Hi all, Many thanks to those who have offered valued help to my other posts.

I think i'm starting to get the hang of this math lark

Ok, down to the question, i have several questions that i have done my best to answer, I wondered if anyone would mind just looking over them for mistakes or wrong use of solutions please?

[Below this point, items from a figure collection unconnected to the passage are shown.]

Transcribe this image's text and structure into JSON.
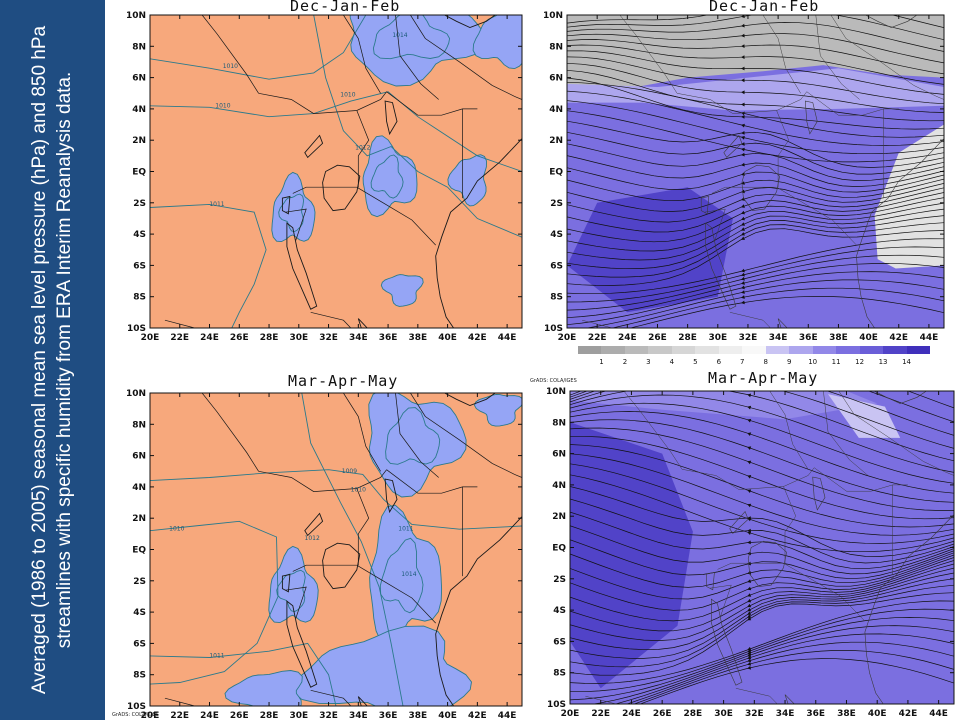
{
  "caption": "Averaged (1986 to 2005) seasonal mean sea level pressure (hPa) and 850 hPa streamlines with specific humidity from ERA Interim Reanalysis data.",
  "credit": "GrADS: COLA/IGES",
  "colors": {
    "sidebar": "#1f4d82",
    "slp_fill": "#f7a87c",
    "slp_low_fill": "#95a5f5",
    "contour": "#2b7a8c",
    "streamline": "#111111",
    "border": "#1a1a1a"
  },
  "panels": {
    "slp_djf": {
      "title": "Dec-Jan-Feb"
    },
    "hum_djf": {
      "title": "Dec-Jan-Feb"
    },
    "slp_mam": {
      "title": "Mar-Apr-May"
    },
    "hum_mam": {
      "title": "Mar-Apr-May"
    }
  },
  "chart_data": [
    {
      "type": "heatmap",
      "id": "slp_djf",
      "title": "Dec-Jan-Feb",
      "variable": "mean sea level pressure (hPa)",
      "x_ticks": [
        "20E",
        "22E",
        "24E",
        "26E",
        "28E",
        "30E",
        "32E",
        "34E",
        "36E",
        "38E",
        "40E",
        "42E",
        "44E"
      ],
      "y_ticks": [
        "10N",
        "8N",
        "6N",
        "4N",
        "2N",
        "EQ",
        "2S",
        "4S",
        "6S",
        "8S",
        "10S"
      ],
      "xlim": [
        20,
        45
      ],
      "ylim": [
        -10,
        10
      ],
      "contour_labels": [
        {
          "text": "1014",
          "lon": 36.8,
          "lat": 8.6
        },
        {
          "text": "1010",
          "lon": 25.4,
          "lat": 6.6
        },
        {
          "text": "1010",
          "lon": 24.9,
          "lat": 4.1
        },
        {
          "text": "1010",
          "lon": 33.3,
          "lat": 4.8
        },
        {
          "text": "1012",
          "lon": 34.3,
          "lat": 1.4
        },
        {
          "text": "1011",
          "lon": 24.5,
          "lat": -2.2
        }
      ]
    },
    {
      "type": "heatmap",
      "id": "hum_djf",
      "title": "Dec-Jan-Feb",
      "variable": "850 hPa specific humidity with streamlines",
      "x_ticks": [
        "20E",
        "22E",
        "24E",
        "26E",
        "28E",
        "30E",
        "32E",
        "34E",
        "36E",
        "38E",
        "40E",
        "42E",
        "44E"
      ],
      "y_ticks": [
        "10N",
        "8N",
        "6N",
        "4N",
        "2N",
        "EQ",
        "2S",
        "4S",
        "6S",
        "8S",
        "10S"
      ],
      "xlim": [
        20,
        45
      ],
      "ylim": [
        -10,
        10
      ]
    },
    {
      "type": "heatmap",
      "id": "slp_mam",
      "title": "Mar-Apr-May",
      "variable": "mean sea level pressure (hPa)",
      "x_ticks": [
        "20E",
        "22E",
        "24E",
        "26E",
        "28E",
        "30E",
        "32E",
        "34E",
        "36E",
        "38E",
        "40E",
        "42E",
        "44E"
      ],
      "y_ticks": [
        "10N",
        "8N",
        "6N",
        "4N",
        "2N",
        "EQ",
        "2S",
        "4S",
        "6S",
        "8S",
        "10S"
      ],
      "xlim": [
        20,
        45
      ],
      "ylim": [
        -10,
        10
      ],
      "contour_labels": [
        {
          "text": "1009",
          "lon": 33.4,
          "lat": 4.9
        },
        {
          "text": "1010",
          "lon": 34.0,
          "lat": 3.7
        },
        {
          "text": "1010",
          "lon": 21.8,
          "lat": 1.2
        },
        {
          "text": "1011",
          "lon": 37.2,
          "lat": 1.2
        },
        {
          "text": "1012",
          "lon": 30.9,
          "lat": 0.6
        },
        {
          "text": "1014",
          "lon": 37.4,
          "lat": -1.7
        },
        {
          "text": "1011",
          "lon": 24.5,
          "lat": -6.9
        }
      ]
    },
    {
      "type": "heatmap",
      "id": "hum_mam",
      "title": "Mar-Apr-May",
      "variable": "850 hPa specific humidity with streamlines",
      "x_ticks": [
        "20E",
        "22E",
        "24E",
        "26E",
        "28E",
        "30E",
        "32E",
        "34E",
        "36E",
        "38E",
        "40E",
        "42E",
        "44E"
      ],
      "y_ticks": [
        "10N",
        "8N",
        "6N",
        "4N",
        "2N",
        "EQ",
        "2S",
        "4S",
        "6S",
        "8S",
        "10S"
      ],
      "xlim": [
        20,
        45
      ],
      "ylim": [
        -10,
        10
      ]
    }
  ],
  "colorbar": {
    "labels": [
      "1",
      "2",
      "3",
      "4",
      "5",
      "6",
      "7",
      "8",
      "9",
      "10",
      "11",
      "12",
      "13",
      "14"
    ],
    "colors": [
      "#9e9e9e",
      "#acacac",
      "#bababa",
      "#c8c8c8",
      "#d6d6d6",
      "#e2e2e2",
      "#eeeeee",
      "#f8f8f8",
      "#c9c4f3",
      "#ada6ee",
      "#9288e8",
      "#7b6fe0",
      "#6a5ed8",
      "#5143c8",
      "#3f2fbb"
    ]
  }
}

(i) Solve by Factorization of quadratic formula:

x(2) + 6x + 8 = 0

By Factorization: (x + 4) (x + 2) = 0

X = -4 X = -2

By Quadratic Equation: -b +- sqrt b(2) - 4ac
2a 2a

- 6 +- sqrt 6(2) - (4x1x8)
2x1 2x1

= -3 +- 2
2
X = -4 X = -2.

.................................................. ................................................

(ii) 2x(2) + 11x + 14 = 0

- 11 +- sqrt 11(2) - (4 x 2 x 14)
2x2 2x2

= -2.75 +- 3
4

x = -3.5 x = -2

.................................................. ................................................

(iii) 6x(2) + 7x - 4 = 0

Using Quadratic Equation ( to 3 d.p)

- 7 +- sqrt 7(2) - (4 x 6 (-4)
2x6 2x6

-0.583 +- 12.041
12

x = 0.420 x = - 1.587

.................................................. .................................................

(iv) -7 + 11x - 3x(2) = 0

Using Quadratic Equation ( to 3 d.p)

*** do i transpose this so that x(2) is at the front***

3x(2) - 11x + 7 = 0 ???? (x = 0.550 x =-4.220)

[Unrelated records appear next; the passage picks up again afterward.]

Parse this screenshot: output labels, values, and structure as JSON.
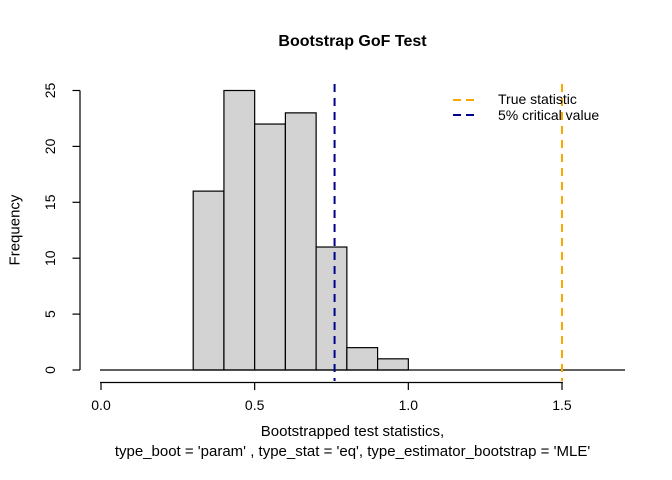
{
  "chart_data": {
    "type": "bar",
    "subtype": "histogram",
    "title": "Bootstrap GoF Test",
    "ylabel": "Frequency",
    "xlabel_line1": "Bootstrapped test statistics,",
    "xlabel_line2": "type_boot = 'param' , type_stat = 'eq', type_estimator_bootstrap = 'MLE'",
    "bin_edges": [
      0.3,
      0.4,
      0.5,
      0.6,
      0.7,
      0.8,
      0.9,
      1.0
    ],
    "frequencies": [
      16,
      25,
      22,
      23,
      11,
      2,
      1
    ],
    "bar_fill": "#D3D3D3",
    "bar_stroke": "#000000",
    "x_tick_labels": [
      "0.0",
      "0.5",
      "1.0",
      "1.5"
    ],
    "x_tick_values": [
      0,
      0.5,
      1,
      1.5
    ],
    "y_tick_labels": [
      "0",
      "5",
      "10",
      "15",
      "20",
      "25"
    ],
    "y_tick_values": [
      0,
      5,
      10,
      15,
      20,
      25
    ],
    "xlim": [
      -0.07,
      1.71
    ],
    "ylim": [
      0,
      26
    ],
    "grid": false,
    "vlines": [
      {
        "value": 1.5,
        "color": "#FFA500",
        "style": "dashed",
        "label": "True statistic"
      },
      {
        "value": 0.76,
        "color": "#00008B",
        "style": "dashed",
        "label": "5% critical value"
      }
    ],
    "legend": {
      "position": "topright",
      "box": false,
      "items": [
        {
          "label": "True statistic",
          "color": "#FFA500",
          "line_style": "dashed"
        },
        {
          "label": "5% critical value",
          "color": "#00008B",
          "line_style": "dashed"
        }
      ]
    }
  }
}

Continueing with -7 + 11x - 3x(2) = 0

- 11 +- sqrt 11(2) - (4 x (-7) x 3
-14 -14

x = -0.236 x = 1.810

Phew, that the lot, I'm sorry to ask stupid questions, just that this is all new to me, and confidence is low

2. Originally Posted by Parton-Bill
Hi all, Many thanks to those who have offered valued help to my other posts.

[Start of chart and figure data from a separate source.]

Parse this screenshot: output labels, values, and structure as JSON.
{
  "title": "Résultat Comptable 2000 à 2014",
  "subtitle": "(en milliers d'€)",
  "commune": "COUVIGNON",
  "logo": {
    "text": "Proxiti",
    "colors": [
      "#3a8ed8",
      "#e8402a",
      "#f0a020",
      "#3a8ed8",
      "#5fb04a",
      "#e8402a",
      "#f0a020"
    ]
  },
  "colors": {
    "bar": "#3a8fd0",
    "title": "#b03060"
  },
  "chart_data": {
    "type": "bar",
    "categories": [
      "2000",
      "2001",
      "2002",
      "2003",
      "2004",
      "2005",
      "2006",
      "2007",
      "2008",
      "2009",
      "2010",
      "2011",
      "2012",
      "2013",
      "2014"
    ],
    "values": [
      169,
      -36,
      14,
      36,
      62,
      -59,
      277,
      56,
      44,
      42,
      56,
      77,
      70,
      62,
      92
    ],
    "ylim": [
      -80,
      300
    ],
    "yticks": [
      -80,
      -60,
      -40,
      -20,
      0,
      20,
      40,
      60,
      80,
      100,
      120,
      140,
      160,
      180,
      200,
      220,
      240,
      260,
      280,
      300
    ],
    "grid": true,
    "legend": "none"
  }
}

I think i'm starting to get the hang of this math lark

Ok, down to the question, i have several questions that i have done my best to answer, I wondered if anyone would mind just looking over them for mistakes or wrong use of solutions please?

(i) Solve by Factorization of quadratic formula:

x(2) + 6x + 8 = 0

By Factorization: (x + 4) (x + 2) = 0

X = -4 X = -2 ........ OK

By Quadratic Equation: -b +- sqrt b(2) - 4ac
2a 2a

- 6 +- sqrt 6(2) - (4x1x8)
2x1 2x1

= -3 +- 2
2
X = -4 X = -2. ........ OK

.................................................. ................................................

(ii) 2x(2) + 11x + 14 = 0

- 11 +- sqrt 11(2) - (4 x 2 x 14)
2x2 2x2

= -2.75 +- 3
4

x = -3.5 x = -2 ........ OK

.................................................. ................................................

(iii) 6x(2) + 7x - 4 = 0

Using Quadratic Equation ( to 3 d.p)

- 7 +- sqrt 7(2) - (4 x 6 (-4)
2x6 2x6

-0.583 +- 12.041
12

x = 0.420 x = - 1.587 ........ OK

.................................................. .................................................

(iv) -7 + 11x - 3x(2) = 0

Using Quadratic Equation ( to 3 d.p)

*** do i transpose this so that x(2) is at the front*** ........ Yes

3x(2) - 11x + 7 = 0 ???? (x = 0.550 x =-4.220) ........ Where did you get these results from?

...
$\displaystyle 3x^2 - 11x + 7 = 0~\implies~x=\dfrac{11}{2 \cdot 3} \pm\dfrac{\sqrt{ 121 - 4 \cdot 3 \cdot 7}}{2 \cdot 3}$

Therefore: $\displaystyle x=\dfrac{11}{6} \pm\dfrac{\sqrt{ 37}}{6} ~\implies~x\approx 2.847~\vee~x\approx 0.820$

3. ## Danke :)

Thanks very much for that, wasn't sure on the last one. will remember that.

Thanks Again

4. Originally Posted by earboth
$\displaystyle 3x^2 - 11x + 7 = 0~\implies~x=\dfrac{11}{2 \cdot 3} \pm\dfrac{\sqrt{ 121 - 4 \cdot 3 \cdot 7}}{2 \cdot 3}$

Therefore: $\displaystyle x=\dfrac{11}{6} \pm\dfrac{\sqrt{ 37}}{6} ~\implies~x\approx 2.847~\vee~x\approx 0.820$
The figures i calculated allowed for 7 to be -7, despite the tranposition, this would remain negative wouldn't it?